Encapsulated CoxSy nanoparticles decorated S, N-doped mesoporous carbon as effective bifunctional oxygen electrocatalyst in rechargeable Zn-air battery

Exploiting effective non-noble metal electrocatalysts is imperative and challenging for advanced Zn-air batteries (ZABs). This paper reports a type of S,N co-doped mesoporous carbon hybrids decorated with encapsulated cobalt sulfide nanoparticles (CoxSy/SNC) by a facile method. The hybrid pyrolyzed at 800 degrees C (CoxSy/SNC-800) shows optimal microstructure, and possesses abundant active sites.
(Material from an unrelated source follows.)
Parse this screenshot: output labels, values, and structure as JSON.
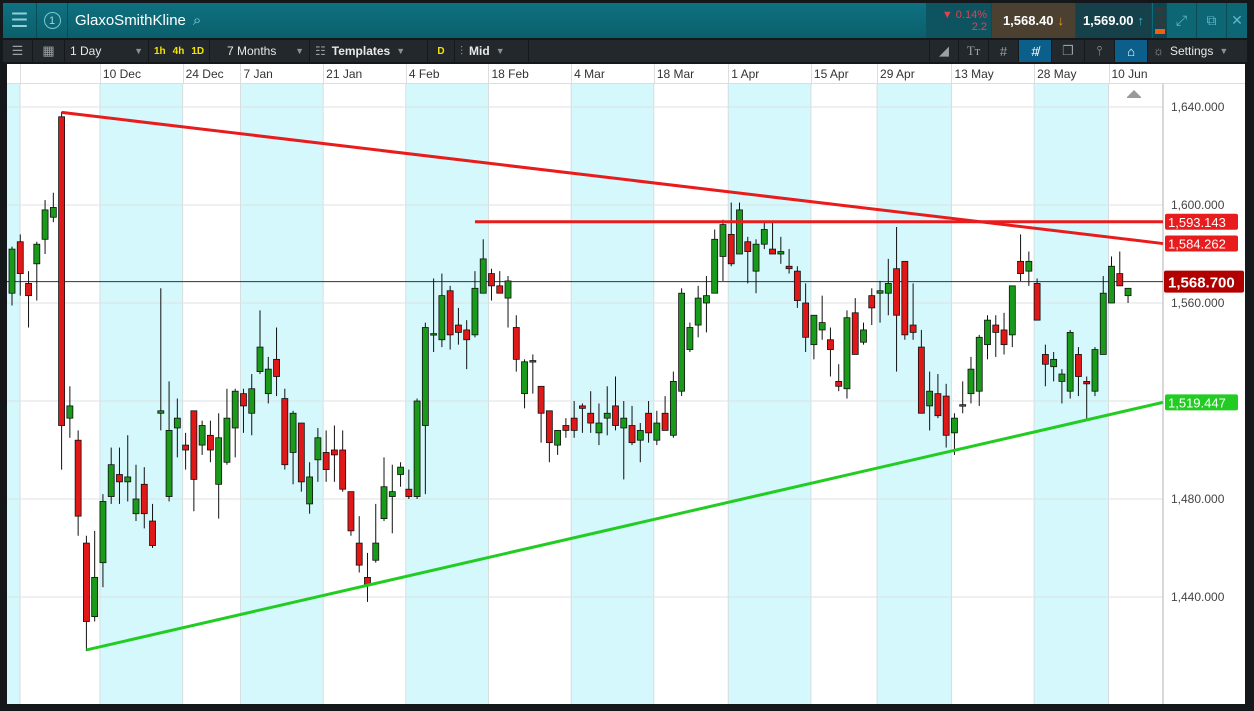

Additionally, the synergistic effect between the Co(x)S(y )nanoparticles and graphitic-carbon matrices can effectively improve the electrocatalytic activities. Therefore, CoxSy/SNC-800 exhibits a high half-wave potential of 0.80 V towards oxygen reduction, low overpotential of 350 mV at 10 mA cm(-2) towards oxygen evolution, and excellent electrocatalytic stability. The bifunctional oxygen activity is super to the commercial catalysts and comparable with the recent reported electrocatalysts. Moreover, a ZAB with the CoxSy/SNC-800 as air-electrode catalyst displays a peak power density of 136 mW cm(-2), low charge/discharge voltage gap and outstanding cycling stability. Undoubtedly, this finding provides a simple strategy for preparing low-cost bifunctional catalyst in advanced energy conversion and storage devices. (C) 2020 Elsevier B.V. All rights reserved.

Automated summary

This study introduces a type of S,N co-doped mesoporous carbon hybrids decorated with encapsulated cobalt sulfide nanoparticles, which exhibits excellent electrocatalytic activities due to the synergistic effect between the Co(x)S(y) nanoparticles and graphitic-carbon matrices. The hybrid shows superior performance in both oxygen reduction and oxygen evolution, providing a potential option for air-electrode catalysts in advanced Zn-air batteries.